Lets consider some simple examples. First of all if [math]\displaystyle{ n=1 }[/math] (the single soliton solution) we get

[math]\displaystyle{ \begin{matrix} K\left( x,x,t\right) & =-\frac{c_{1}\left( t\right) c_{1}\left( t\right) \mathrm{e}^{-k_{1}x}\mathrm{e}^{-k_{1}x}}{1+\frac{c_{1}\left( t\right) c_{1}\left( t\right) }{k_{1}+k_{1}}\mathrm{e}^{-\left( k_{1}+k_{1}\right) x}}\\ & =\frac{-1}{1+\mathrm{e}^{2k_{1}x-8k_{1}^{3}t-\alpha}} \end{matrix} }[/math]
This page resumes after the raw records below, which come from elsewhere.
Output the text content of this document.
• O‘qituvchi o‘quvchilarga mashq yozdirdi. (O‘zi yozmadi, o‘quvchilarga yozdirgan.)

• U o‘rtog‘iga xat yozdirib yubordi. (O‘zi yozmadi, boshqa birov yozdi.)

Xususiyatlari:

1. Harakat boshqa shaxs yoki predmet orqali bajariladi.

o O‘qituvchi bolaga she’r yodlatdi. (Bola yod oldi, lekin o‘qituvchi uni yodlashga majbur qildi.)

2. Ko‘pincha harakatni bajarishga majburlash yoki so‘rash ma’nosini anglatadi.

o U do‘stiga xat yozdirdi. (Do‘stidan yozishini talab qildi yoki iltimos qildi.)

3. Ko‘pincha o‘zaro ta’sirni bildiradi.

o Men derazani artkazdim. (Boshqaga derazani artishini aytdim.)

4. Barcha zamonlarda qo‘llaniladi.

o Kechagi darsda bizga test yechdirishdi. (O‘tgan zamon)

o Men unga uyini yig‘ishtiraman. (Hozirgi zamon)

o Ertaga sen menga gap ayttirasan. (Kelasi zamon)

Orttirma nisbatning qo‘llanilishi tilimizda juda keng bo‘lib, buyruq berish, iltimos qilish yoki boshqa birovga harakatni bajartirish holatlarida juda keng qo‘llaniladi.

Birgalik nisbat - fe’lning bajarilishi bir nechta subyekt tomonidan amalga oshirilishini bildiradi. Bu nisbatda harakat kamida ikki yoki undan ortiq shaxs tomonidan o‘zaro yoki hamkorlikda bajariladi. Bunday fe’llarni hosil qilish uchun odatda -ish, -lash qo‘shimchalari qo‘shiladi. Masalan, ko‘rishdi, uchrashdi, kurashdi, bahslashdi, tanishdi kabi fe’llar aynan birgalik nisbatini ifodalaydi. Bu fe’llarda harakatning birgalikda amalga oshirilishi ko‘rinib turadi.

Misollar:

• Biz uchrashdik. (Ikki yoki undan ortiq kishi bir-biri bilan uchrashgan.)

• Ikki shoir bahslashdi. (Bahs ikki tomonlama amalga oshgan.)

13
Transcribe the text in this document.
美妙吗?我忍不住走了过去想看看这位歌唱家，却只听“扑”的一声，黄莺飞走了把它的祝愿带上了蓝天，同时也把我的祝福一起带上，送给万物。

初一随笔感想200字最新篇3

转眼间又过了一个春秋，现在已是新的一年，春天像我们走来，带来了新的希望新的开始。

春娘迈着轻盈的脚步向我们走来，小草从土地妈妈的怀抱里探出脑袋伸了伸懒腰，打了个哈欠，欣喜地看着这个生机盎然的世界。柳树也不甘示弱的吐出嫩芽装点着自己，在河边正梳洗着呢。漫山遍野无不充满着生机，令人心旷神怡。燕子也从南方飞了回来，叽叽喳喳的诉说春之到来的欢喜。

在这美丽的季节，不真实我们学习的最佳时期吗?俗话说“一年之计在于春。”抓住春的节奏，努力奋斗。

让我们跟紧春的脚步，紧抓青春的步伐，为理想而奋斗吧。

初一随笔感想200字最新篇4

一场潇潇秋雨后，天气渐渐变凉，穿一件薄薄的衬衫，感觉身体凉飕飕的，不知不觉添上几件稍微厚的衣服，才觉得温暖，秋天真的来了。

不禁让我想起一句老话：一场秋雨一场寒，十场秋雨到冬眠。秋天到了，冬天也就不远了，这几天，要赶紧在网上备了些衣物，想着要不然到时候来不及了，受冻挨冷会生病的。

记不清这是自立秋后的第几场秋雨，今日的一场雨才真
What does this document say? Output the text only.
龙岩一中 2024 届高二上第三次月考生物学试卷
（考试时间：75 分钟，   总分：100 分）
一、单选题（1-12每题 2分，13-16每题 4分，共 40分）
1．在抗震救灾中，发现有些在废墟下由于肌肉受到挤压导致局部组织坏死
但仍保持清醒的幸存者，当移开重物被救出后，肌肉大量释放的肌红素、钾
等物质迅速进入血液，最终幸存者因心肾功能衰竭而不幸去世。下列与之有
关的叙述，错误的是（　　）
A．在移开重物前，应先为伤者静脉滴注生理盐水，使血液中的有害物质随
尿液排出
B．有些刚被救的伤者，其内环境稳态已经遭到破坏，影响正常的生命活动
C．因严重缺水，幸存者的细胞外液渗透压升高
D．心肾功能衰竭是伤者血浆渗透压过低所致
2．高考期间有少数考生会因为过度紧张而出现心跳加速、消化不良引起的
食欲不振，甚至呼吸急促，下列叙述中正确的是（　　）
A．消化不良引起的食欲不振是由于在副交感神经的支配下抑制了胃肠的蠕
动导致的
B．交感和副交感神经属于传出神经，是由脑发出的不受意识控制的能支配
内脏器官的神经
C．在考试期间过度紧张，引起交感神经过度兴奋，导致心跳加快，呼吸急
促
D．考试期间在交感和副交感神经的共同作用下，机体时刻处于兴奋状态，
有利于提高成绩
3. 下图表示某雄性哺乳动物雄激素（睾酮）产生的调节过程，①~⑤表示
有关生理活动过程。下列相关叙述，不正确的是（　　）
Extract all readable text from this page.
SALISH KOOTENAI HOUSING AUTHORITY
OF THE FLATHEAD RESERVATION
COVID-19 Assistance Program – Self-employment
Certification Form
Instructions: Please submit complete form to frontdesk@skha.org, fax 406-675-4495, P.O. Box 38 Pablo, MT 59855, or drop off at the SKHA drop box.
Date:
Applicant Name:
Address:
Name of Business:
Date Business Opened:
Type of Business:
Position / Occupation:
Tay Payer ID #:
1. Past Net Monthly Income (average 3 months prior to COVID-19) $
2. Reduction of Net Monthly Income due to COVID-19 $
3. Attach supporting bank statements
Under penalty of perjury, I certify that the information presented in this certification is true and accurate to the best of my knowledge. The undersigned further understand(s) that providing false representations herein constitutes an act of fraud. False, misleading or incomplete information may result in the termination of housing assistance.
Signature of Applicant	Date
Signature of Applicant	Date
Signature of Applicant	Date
where [math]\displaystyle{ \mathrm{e}^{-\alpha}=2c_{0}^{2}\left( 0\right) . }[/math] Therefore

[math]\displaystyle{ \begin{matrix} u\left( x,t\right) & =2\partial_{x}K\left( x,x,t\right) \\ & =\frac{4k_{1}\mathrm{e}^{2k_{1}x-8k_{1}^{3}t-\alpha}}{\left( 1+\mathrm{e}^{2k_{1} x-8k_{1}^{3}t-\alpha}\right) ^{2}}\\ & =\frac{-8k_{1}^{2}}{\left( \sqrt{2k_{1}}\mathrm{e}^{\theta}+\mathrm{e}^{-\theta} /\sqrt{2k_{1}}\right) ^{2}}\\ & =2k^{2}\sec^{2}\left\{ k_{1}\left( x-x_{0}\right) -4k_{1}^{3}t\right\} \end{matrix} }[/math]

where [math]\displaystyle{ \theta=k_{1}x-4k^{3}t-\alpha/2 }[/math] and [math]\displaystyle{ \sqrt{2k}\mathrm{e}^{-\alpha/2}=\mathrm{e}^{-kx_{0} } }[/math]. This is of course the single soliton solution.